En declaraciones a Puntadas con Hilo expresó: “La impresión que tengo es que la Universidad nunca recuperó el optimismo y la alegría que tuvo en la década 1957-1966. En esa época, no sólo en Buenos Aires, sino en todo el mundo, alguna gente creía en la ciencia como motor para los cambios en la sociedad. Los que no querían esos cambios pensaban que éramos sus enemigos. La Universidad era una institución que funcionaba bien y de manera democrática internamente, cosa que también molestaba a los militares. Era como una escuela de administración en democracia. Yo recuerdo, ya sin rabia, pero con mucha tristeza, ese día de hace 50 años, porque nos cambió la vida a muchos jóvenes”.

Libertad vs. seguridad


Tras derrocar al gobierno de Arturo Illia, el golpe militar del 28 de junio de 1966, autodenominado “Revolución argentina”, ejecutó uno de los objetivos principales, que era acabar con “el accionar subversivo en las universidades”.

Las fuerzas armadas se adhirieron a la Doctrina de Seguridad Nacional elaborada por Estados Unidos que, en el marco de la Guerra Fría, temían que en América Latina tomaran fuerza focos de resistencia  comunistas. Los postulados consistían en eliminar las ideas que pudieran amenazar el orden establecido.
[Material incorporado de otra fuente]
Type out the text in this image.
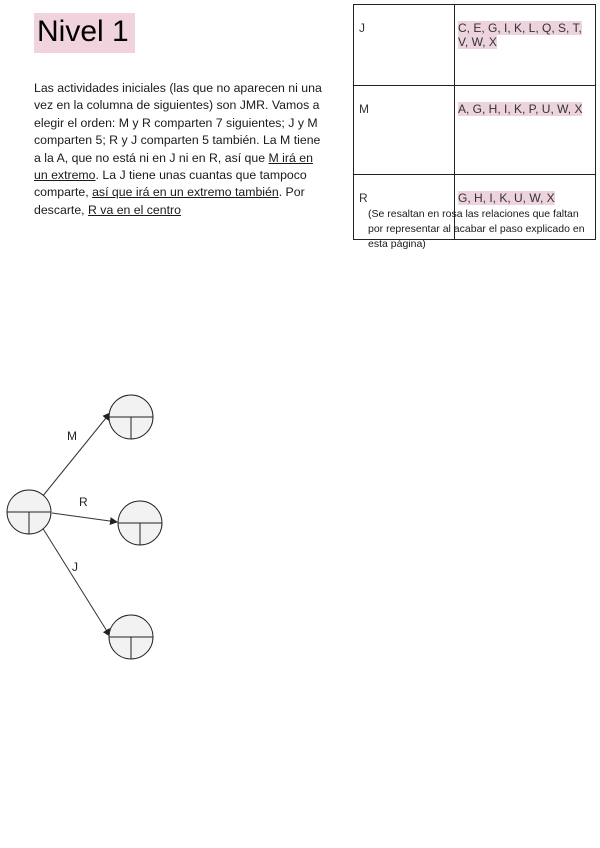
Nivel 1
Las actividades iniciales (las que no aparecen ni una vez en la columna de siguientes) son JMR. Vamos a elegir el orden: M y R comparten 7 siguientes; J y M comparten 5; R y J comparten 5 también. La M tiene a la A, que no está ni en J ni en R, así que M irá en un extremo. La J tiene unas cuantas que tampoco comparte, así que irá en un extremo también. Por descarte, R va en el centro
J	C, E, G, I, K, L, Q, S, T, V, W, X
M	A, G, H, I, K, P, U, W, X
R	G, H, I, K, U, W, X
(Se resaltan en rosa las relaciones que faltan por representar al acabar el paso explicado en esta página)
M
R
J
Atacaban la educación porque creían que así podían imposibilitar el pensamiento, pero no entendieron los militares, ni los que vinieron después, que por más palos que tengan en las manos, por más golpes que puedan perpetrar, es imposible poder callar las ideas. Porque  la cultura, por más palazos que se le quiera dar, por más daño que se le haga, no desaparece jamás.